Centralisatie geeft slagkracht. Decentralisatie levert kennis op. Dat is de vuistregel. De tragiek van decentralisatieprocessen is echter dat de betrokken partijen dat principe wel eens durven omdraaien en geloven dat centralisatie net kennis is (“de top weet het altijd beter”) en decentralisatie net slagkracht (“Wat we zelf doen, doen we beter”).

Centralisatie geeft slagkracht. Decentralisatie levert kennis op. Dat is de vuistregel.

Zoals bij elke evenwichtsoefening is het belangrijk om niet in één van de twee extremen te vervallen. Zo’n evenwichtsoefening doe je best heel bewust en daar is tijd en overleg voor nodig.

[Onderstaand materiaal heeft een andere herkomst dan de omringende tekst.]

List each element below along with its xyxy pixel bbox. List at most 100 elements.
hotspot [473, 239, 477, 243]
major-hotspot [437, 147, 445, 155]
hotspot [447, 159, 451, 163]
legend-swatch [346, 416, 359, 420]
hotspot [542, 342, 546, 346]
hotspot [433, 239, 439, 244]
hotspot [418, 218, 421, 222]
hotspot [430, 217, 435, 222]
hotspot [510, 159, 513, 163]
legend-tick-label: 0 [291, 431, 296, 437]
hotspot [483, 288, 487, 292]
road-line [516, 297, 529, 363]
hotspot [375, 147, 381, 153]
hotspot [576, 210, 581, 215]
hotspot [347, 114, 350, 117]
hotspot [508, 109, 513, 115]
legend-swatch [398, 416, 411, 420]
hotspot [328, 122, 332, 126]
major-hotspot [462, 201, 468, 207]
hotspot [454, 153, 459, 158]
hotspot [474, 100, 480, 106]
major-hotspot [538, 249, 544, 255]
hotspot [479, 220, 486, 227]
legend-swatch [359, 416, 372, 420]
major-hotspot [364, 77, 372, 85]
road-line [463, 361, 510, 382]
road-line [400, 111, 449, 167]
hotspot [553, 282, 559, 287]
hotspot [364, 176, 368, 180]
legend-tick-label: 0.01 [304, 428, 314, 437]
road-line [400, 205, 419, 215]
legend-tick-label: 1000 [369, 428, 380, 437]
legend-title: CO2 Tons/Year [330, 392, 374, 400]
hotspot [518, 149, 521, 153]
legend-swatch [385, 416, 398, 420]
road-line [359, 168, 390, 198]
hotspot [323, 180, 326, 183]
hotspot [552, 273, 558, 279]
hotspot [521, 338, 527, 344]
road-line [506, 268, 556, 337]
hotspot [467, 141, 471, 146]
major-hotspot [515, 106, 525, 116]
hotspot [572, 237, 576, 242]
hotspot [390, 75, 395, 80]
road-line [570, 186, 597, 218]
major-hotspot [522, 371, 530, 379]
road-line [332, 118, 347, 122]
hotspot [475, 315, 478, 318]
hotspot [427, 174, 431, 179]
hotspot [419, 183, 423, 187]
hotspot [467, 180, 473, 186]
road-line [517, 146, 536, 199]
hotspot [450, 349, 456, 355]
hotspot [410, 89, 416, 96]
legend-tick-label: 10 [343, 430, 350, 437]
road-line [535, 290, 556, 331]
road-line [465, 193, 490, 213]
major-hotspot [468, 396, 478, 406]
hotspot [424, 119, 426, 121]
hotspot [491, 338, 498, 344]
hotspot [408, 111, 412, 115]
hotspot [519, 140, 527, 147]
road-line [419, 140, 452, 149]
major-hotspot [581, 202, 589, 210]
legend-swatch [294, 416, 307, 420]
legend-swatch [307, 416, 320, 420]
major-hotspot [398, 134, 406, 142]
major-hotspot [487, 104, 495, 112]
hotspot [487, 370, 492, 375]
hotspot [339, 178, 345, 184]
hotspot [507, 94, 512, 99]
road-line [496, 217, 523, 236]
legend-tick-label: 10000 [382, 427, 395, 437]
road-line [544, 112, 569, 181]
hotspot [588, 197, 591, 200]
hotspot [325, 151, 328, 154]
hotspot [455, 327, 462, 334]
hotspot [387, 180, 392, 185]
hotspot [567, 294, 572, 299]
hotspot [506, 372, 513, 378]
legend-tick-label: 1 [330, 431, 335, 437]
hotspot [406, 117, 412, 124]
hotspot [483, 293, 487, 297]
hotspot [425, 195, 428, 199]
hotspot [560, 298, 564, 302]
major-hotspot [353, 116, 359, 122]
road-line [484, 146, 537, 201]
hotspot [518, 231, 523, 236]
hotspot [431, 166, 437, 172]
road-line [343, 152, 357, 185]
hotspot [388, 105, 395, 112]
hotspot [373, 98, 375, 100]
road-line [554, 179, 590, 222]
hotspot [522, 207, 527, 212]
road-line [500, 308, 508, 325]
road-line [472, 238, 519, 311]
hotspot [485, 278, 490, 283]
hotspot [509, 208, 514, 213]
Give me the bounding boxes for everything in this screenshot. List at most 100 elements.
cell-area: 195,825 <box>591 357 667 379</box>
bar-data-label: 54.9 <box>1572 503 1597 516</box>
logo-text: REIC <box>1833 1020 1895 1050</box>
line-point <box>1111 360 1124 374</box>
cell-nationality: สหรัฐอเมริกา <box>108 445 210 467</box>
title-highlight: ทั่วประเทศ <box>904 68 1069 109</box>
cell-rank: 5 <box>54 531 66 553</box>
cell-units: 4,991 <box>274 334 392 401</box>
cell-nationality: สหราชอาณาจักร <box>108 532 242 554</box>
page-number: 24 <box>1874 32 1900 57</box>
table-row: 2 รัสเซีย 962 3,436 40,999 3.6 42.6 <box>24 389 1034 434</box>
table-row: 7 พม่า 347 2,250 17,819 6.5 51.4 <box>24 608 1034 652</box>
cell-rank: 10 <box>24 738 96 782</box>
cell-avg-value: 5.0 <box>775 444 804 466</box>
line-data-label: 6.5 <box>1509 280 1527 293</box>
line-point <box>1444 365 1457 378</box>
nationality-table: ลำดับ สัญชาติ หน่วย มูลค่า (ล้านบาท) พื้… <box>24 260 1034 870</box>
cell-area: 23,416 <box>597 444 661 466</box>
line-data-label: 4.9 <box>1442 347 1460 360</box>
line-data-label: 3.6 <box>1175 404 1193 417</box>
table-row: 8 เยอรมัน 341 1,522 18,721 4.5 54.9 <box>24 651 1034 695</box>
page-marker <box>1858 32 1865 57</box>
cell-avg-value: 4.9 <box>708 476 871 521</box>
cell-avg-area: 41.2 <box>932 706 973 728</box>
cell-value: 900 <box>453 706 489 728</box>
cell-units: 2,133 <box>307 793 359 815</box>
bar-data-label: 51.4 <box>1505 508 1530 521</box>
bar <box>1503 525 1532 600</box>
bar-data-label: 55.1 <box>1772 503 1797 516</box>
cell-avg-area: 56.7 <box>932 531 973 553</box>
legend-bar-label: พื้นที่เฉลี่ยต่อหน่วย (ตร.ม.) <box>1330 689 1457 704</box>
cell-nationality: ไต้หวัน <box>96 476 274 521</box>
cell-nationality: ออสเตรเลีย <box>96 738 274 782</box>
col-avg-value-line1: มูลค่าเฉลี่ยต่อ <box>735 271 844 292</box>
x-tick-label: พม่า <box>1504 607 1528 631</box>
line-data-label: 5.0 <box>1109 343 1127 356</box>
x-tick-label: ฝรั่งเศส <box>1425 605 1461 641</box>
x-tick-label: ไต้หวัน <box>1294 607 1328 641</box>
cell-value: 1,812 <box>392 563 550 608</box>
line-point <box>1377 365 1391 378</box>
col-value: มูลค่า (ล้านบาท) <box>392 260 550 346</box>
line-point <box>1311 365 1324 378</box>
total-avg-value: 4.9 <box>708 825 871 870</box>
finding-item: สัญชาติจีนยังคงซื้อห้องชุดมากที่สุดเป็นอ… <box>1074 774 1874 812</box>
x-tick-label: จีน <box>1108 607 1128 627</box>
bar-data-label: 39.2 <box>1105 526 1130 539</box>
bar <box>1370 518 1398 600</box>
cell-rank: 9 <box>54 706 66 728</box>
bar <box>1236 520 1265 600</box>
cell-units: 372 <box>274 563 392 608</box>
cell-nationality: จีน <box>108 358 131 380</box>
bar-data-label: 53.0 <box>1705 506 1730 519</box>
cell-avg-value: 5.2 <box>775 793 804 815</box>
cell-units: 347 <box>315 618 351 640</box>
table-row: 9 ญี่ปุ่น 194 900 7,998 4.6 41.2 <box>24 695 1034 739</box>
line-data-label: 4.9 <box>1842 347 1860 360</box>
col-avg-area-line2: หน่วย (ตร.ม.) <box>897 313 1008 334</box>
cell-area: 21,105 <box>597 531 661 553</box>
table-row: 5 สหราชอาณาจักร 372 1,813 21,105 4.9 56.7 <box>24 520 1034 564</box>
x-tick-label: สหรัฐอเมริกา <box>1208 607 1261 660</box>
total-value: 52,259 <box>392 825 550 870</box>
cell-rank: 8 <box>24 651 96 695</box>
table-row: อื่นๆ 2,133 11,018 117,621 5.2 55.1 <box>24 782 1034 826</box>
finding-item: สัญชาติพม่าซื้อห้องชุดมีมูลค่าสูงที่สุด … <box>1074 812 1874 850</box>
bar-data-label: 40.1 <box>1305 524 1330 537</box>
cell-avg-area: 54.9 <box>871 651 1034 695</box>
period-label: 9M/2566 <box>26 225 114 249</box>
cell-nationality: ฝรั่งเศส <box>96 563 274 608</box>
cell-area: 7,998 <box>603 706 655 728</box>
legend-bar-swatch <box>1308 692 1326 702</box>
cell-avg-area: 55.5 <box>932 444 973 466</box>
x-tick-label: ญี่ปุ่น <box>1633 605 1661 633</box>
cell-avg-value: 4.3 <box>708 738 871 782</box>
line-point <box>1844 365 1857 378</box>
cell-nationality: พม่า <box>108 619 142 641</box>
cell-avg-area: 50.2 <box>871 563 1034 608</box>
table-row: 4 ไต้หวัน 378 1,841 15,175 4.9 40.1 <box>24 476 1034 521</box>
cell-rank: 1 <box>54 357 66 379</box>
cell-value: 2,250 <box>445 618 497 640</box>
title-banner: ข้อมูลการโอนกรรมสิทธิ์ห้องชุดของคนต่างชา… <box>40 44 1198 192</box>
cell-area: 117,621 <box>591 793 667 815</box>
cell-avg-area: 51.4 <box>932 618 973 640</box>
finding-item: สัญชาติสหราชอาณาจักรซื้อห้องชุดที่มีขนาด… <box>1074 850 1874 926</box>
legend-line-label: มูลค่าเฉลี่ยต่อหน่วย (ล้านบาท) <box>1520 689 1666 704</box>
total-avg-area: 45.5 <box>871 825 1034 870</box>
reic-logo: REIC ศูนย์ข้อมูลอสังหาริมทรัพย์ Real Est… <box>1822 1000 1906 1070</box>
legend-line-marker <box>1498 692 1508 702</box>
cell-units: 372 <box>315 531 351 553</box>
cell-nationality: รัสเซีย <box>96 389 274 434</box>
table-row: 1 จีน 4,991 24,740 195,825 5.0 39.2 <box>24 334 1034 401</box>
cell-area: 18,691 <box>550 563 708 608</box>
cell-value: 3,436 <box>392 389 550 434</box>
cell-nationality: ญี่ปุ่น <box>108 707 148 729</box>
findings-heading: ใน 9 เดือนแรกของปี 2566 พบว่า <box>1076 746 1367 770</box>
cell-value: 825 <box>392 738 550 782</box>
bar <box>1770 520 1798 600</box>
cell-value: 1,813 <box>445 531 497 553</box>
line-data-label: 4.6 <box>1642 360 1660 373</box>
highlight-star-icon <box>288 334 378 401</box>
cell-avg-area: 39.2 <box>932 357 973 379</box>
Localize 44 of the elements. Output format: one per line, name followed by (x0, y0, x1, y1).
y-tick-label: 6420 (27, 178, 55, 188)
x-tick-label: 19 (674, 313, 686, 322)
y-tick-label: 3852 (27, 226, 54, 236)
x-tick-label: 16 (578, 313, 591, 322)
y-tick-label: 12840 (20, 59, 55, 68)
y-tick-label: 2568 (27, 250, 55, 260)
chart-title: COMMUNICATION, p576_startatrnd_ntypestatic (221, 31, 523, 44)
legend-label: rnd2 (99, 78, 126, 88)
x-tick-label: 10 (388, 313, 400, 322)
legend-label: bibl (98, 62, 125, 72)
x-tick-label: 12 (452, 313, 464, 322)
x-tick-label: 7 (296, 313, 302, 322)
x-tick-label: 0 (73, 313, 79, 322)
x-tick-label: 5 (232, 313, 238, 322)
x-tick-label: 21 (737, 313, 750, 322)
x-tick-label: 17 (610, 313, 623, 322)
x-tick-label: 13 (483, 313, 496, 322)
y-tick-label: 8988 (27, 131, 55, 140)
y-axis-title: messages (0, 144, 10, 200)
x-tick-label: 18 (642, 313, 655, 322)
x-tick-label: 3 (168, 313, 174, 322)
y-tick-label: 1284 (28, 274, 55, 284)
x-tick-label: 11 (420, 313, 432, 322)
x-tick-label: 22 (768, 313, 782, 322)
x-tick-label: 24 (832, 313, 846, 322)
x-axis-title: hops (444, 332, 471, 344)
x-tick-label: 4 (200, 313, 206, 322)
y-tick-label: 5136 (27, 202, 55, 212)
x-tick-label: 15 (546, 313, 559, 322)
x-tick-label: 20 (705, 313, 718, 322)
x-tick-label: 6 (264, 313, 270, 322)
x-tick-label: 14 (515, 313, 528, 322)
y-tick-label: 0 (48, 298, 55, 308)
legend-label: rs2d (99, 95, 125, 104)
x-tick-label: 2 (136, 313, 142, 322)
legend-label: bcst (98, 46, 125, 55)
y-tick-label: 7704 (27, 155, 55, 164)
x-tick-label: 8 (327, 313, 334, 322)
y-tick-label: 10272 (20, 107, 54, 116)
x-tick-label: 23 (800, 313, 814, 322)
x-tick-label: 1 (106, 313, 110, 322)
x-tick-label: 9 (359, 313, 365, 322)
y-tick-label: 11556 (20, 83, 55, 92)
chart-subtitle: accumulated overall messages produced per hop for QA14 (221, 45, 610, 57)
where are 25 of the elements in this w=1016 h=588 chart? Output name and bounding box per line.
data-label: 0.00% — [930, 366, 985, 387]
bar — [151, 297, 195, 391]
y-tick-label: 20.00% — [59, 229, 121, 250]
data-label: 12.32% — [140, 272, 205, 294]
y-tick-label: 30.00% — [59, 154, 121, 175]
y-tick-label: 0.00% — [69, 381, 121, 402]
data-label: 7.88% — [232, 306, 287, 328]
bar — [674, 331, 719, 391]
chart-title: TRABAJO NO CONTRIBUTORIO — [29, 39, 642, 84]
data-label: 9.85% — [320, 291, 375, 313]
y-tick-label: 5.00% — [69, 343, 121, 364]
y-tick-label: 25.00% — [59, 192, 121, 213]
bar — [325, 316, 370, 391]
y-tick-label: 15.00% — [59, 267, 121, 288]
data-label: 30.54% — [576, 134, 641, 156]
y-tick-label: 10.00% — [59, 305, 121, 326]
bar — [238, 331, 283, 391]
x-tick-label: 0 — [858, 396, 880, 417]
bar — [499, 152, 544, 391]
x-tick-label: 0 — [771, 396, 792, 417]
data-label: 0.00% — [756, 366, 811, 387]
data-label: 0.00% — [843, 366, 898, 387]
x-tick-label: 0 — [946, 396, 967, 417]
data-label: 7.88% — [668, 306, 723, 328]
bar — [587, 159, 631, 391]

Idealiter begin je er dus aan voor er een crisis is. De gebreken worden immers heel duidelijk wanneer de druk op de ketel komt te staan.

Het getouwtrek tussen een centraal coördinerend agentschap enerzijds en allerlei lokale initiatieven anderzijds over wie er nu de lead heeft in de contact tracing is daarvan een heldere illustratie. De minister had beter die spanning tussen centraal en decentraal expliciet benoemd in zijn interview in plaats van zich in de hoek van centralist te laten duwen.

Decentralisatie mag niet gaan over wie in de organisatie het het beste weet, maar over hoe de expertise in het veld optimaal kan ontsloten worden ten dienste van een heldere richting voor heel de organisatie.